Kate Hopkins, Angel of Mercy
- Other names: Kate Hopkins
- Genre: Soap opera
- Running time: 15 minutes
- Country of origin: United States
- Language: English
- Syndicates: CBS
- Starring: Helen Lewis Margaret MacDonald Selena Royle
- Announcer: Nelson Case
- Written by: Gertrude Berg Chester McCracken
- Original release: October 23, 1939 – April 3, 1942
- Sponsored by: Maxwell House coffee

= Kate Hopkins, Angel of Mercy =

American old-time radio soap opera

Kate Hopkins, Angel of Mercy is an American old-time radio soap opera. After beginning as a transcribed program on seven stations on October 23, 1939, it was broadcast weekday afternoons on CBS from October 7, 1940, until April 3, 1942 and sponsored by Maxwell House coffee.

The show's initial premise was that after Kate Hopkins' husband died in a fire, she became a visiting nurse to support herself and her young son in the mythical American town of Forest Falls. Hopkins faced concerns such as "Once started, malicious gossip is hard to stop. Is it wise to face slander openly, or to solve it by running away?"

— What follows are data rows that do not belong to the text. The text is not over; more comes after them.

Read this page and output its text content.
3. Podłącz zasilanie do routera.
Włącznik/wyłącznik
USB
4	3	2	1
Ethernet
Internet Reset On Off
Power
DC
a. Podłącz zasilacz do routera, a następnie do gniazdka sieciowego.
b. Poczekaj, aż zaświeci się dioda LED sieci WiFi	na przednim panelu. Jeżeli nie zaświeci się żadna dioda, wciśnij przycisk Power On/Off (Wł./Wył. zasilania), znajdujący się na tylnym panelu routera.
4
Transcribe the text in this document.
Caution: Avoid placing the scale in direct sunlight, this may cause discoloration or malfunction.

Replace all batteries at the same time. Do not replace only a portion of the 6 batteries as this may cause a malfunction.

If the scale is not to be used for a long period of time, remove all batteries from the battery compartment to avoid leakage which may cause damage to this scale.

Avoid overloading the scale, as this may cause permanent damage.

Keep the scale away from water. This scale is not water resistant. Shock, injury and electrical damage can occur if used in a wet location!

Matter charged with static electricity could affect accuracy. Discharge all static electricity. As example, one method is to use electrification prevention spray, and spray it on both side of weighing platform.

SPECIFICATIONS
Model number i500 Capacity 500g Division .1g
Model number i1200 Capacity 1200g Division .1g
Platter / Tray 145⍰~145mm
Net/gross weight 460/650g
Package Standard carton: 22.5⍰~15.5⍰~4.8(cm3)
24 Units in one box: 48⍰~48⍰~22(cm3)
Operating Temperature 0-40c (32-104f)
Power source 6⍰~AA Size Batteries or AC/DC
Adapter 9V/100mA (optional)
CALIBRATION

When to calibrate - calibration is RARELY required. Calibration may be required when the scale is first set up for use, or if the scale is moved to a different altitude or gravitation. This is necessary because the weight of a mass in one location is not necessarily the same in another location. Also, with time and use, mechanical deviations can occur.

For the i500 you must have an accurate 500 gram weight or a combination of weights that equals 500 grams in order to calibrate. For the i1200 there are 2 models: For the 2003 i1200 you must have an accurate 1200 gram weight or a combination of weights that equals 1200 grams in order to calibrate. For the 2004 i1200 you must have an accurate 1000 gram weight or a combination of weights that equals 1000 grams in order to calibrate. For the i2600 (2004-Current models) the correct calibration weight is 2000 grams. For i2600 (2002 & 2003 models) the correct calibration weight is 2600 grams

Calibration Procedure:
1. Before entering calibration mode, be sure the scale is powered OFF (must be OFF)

By July 1941, however, Hopkins had become "a widow of forty at a loose end when her son Tom is drafted into the Army." Hopkins was living on a plantation near New Orleans as companion to Jessie Atwood, "a retired and renowned lady of the theater". In that situation, Hopkins drew the attention of Atwood's son, who planned to marry 18-year-old Diane Pers. As time went on, Hopkins found herself attracted to Atwood's son, while Pers developed "much of a mutual interest" with Hopkins' son.

Production constraints during World War II resulted in the cancellation of the show. After the War Production Board ordered a reduction in use of tin containers, executives of Maxwell House's parent company, General Foods, ended the broadcasts.

== Personnel ==
Characters in the program and the actors and actresses who portrayed them are shown in the table below.

| Character | Actor/Actress |
|---|---|
| Kate Hopkins | Helen Lewis Margaret MacDonald Selena Royle |
| Tom Hopkins | Ned Wever Clayton "Bud" Collyer |
| Robert Atwood | Raymond Edward Johnson |
| Jessie Atwood | Constance Collier |
| Duke Duncan | Donald MacLaughlin |
| Smokie | Charles Calvert |
| Blackie | Joseph Julian |
| Diane Pers | Delma Byron |
| Elise | Peggy Allenby |
| Trudy | Templeton Fox |

Nelson Case was the announcer. Writers for the program were Gertrude Berg and Chester McCracken.